3. “You can’t build on Lamar anytime soon”
Here’s what the regional FTA official relayed to CapMetro’s government affairs team (via Scott Morris):
Interpret it as you see fit. I don’t interpret that as a firm “no”. I interpret it as “let’s go through a process.”
Practically, though, Austin doesn’t have any civic leaders right now that feel strongly enough about GL that also have clout. And that clout is needed to push our local institutions to navigate the FTA process of upgrading the route to rail. In the minds of our current elected leadership, the service just started and theoretically, rail construction would begin in the middle of the MetroRapid buses’ operational life. In their minds, it’s just not worth it. Personally, from a pure cost-benefit point-of-view, I don’t find this that compelling an objection, but I accept it. Alas, that’s where our current leadership is. But in a couple of years it might start to make a lot more sense to accelerate the schedule, even to elected and agency leaders, especially if Austin’s growth and the corridors ridership justify it.

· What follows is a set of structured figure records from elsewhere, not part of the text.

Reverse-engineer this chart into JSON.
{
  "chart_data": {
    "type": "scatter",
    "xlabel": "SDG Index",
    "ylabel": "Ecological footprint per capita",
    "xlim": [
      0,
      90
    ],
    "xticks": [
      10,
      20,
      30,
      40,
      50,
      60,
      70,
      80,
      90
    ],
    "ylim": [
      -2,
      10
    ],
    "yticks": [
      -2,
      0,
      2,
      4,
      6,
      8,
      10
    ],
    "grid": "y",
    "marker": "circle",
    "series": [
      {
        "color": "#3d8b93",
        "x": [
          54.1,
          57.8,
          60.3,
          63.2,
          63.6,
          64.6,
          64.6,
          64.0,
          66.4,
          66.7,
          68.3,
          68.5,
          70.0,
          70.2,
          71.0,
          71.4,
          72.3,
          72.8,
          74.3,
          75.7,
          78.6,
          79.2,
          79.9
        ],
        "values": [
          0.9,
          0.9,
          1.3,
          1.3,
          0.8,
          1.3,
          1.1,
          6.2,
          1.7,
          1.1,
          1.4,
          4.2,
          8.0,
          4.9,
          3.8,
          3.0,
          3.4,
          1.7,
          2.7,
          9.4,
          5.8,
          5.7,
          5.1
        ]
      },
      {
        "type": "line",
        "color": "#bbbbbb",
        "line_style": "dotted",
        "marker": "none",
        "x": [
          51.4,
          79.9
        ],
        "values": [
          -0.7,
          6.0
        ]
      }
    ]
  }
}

Ultimately, the pivot to arguing against Lamar’s immediate feasibility is a bit of misdirection. Notice how there’s no defense of Grove-Highland based on facts about its advantages or operational qualities.
4. “We need more transit. Must act now!”
Absolutely! The problem is that Grove-Highland rail reduces the productivity of our limited transit resources. In brief, it uses up an extraordinary amount of our borrowing capacity without providing per-rider mobility at a meaningfully lower cost than regular bus.

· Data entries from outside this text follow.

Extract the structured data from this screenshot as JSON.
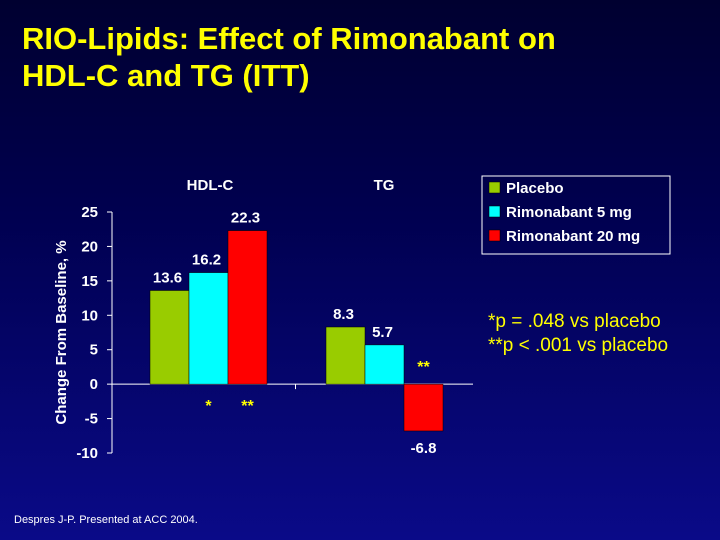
{
  "slide": {
    "title_line1": "RIO-Lipids: Effect of Rimonabant on",
    "title_line2": "HDL-C and TG (ITT)",
    "footnote1": "*p = .048 vs placebo",
    "footnote2": "**p < .001 vs placebo",
    "source": "Despres J-P. Presented at ACC 2004."
  },
  "colors": {
    "title": "#FFFF00",
    "background_top": "#000030",
    "background_bottom": "#0A0A88",
    "placebo": "#99CC00",
    "rimonabant_5": "#00FFFF",
    "rimonabant_20": "#FF0000"
  },
  "chart_data": {
    "type": "bar",
    "categories": [
      "HDL-C",
      "TG"
    ],
    "series": [
      {
        "name": "Placebo",
        "values": [
          13.6,
          8.3
        ],
        "color": "#99CC00",
        "markers": [
          "",
          ""
        ]
      },
      {
        "name": "Rimonabant 5 mg",
        "values": [
          16.2,
          5.7
        ],
        "color": "#00FFFF",
        "markers": [
          "*",
          ""
        ]
      },
      {
        "name": "Rimonabant 20 mg",
        "values": [
          22.3,
          -6.8
        ],
        "color": "#FF0000",
        "markers": [
          "**",
          "**"
        ]
      }
    ],
    "ylabel": "Change From Baseline, %",
    "xlabel": "",
    "ylim": [
      -10,
      25
    ],
    "yticks": [
      25,
      20,
      15,
      10,
      5,
      0,
      -5,
      -10
    ],
    "grid": false,
    "legend": "top-right"
  }
}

And if the projected high growth doesn’t occur and/or the operational figures underestimate costs, then Grove-Highland would further reduce transit resource productivity (Excel file version of table). The table above demonstrates that the proposed route’s per-rider costs face too high a hurdle to clear in besting the costs for high-performing bus lines. The main cause for this quagmire is the selection of a corridor that will not have enough residential or employment density to support high ridership – even if we believe the high (a.k.a unrealistic) growth rates assumed by Project Connect’s hidden, unproven model.

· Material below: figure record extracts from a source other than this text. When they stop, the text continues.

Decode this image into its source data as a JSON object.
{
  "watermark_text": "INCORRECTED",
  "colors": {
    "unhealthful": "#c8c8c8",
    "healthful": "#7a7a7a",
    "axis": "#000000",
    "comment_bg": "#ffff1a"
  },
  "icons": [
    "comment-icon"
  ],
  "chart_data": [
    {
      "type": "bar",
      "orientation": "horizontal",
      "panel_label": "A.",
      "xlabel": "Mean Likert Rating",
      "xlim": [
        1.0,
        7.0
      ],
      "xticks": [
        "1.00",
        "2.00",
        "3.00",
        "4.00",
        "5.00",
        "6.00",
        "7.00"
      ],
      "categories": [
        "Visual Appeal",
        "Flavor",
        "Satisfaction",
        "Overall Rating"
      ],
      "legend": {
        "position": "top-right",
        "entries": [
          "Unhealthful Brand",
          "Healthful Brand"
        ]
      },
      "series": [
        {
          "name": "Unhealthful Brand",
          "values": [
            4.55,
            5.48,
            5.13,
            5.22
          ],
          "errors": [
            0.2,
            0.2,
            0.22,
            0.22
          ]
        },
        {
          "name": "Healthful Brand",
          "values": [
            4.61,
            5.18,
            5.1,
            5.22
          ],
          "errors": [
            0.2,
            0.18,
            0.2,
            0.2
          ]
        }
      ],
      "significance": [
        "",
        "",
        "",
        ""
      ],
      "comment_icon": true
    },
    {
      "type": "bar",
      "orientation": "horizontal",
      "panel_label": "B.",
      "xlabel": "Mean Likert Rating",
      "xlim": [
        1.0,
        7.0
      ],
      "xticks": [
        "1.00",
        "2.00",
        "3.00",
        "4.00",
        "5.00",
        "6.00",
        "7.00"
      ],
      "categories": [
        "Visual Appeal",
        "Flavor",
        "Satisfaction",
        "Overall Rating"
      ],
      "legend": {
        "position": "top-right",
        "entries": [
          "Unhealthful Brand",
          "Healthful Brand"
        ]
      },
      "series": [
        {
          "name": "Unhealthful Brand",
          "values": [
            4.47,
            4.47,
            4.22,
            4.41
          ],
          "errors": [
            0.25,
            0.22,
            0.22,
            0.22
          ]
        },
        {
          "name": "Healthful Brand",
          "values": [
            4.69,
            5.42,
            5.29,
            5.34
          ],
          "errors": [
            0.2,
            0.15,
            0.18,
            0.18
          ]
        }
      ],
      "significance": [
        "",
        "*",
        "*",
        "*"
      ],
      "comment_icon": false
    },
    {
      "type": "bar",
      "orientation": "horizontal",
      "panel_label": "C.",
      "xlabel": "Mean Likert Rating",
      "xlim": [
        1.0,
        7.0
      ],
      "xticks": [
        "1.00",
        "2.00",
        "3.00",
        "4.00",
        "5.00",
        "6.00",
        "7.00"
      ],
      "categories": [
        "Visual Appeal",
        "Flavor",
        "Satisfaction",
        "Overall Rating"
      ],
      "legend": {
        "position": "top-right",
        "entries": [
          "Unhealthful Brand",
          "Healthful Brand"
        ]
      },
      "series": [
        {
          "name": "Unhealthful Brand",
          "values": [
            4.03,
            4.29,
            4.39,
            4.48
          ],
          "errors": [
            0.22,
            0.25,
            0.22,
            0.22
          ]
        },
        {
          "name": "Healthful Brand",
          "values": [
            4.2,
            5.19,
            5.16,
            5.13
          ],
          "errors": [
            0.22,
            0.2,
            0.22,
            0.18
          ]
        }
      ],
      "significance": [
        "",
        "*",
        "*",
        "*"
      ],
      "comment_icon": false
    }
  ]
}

Therefore, if we want more transit, we actually have to avoid additional productivity destroying mistakes like the Grove to Highland proposal. It will consume borrowing capacity we could use for other transit infrastructure and lead to fewer frequency expansions/existing service cuts as it eats up local operational dollars.
Luckily, there are many compelling initiatives we could undertake right now to enable better transit.
For starters, instead of pursuing rail from Grove-Highland, we could instead do much, much cheaper BRT. By Project Connect’s own estimates – even with their high growth projections – a comparable BRT fleet would still have 25% of its capacity available at peak time in 2030. The risks of bad rail starting in 2021 are exorbitantly larger than the downside of dealing with standing-room-only BRT in 2040.
But most importantly, to really make transit work in Austin, we need to fix our land use. CodeNEXT is a part of that much needed effort and transit advocates must really push for change. The last two decades of head-in-the-sand views about growth have left Austin’s core with precious few pockets of transit-supportive density.
We must also move away from prioritizing cars within the core by providing more dedicated lanes to transit.
These steps can be coupled with a transition towards higher-frequency service where transit-supportive land use is adopted. Additional frequency can be funded through route pruning and simplification (a la Houston).
Overall, these alternatives cost much less and will do a lot more for transit ridership than the Grove-Highland proposal.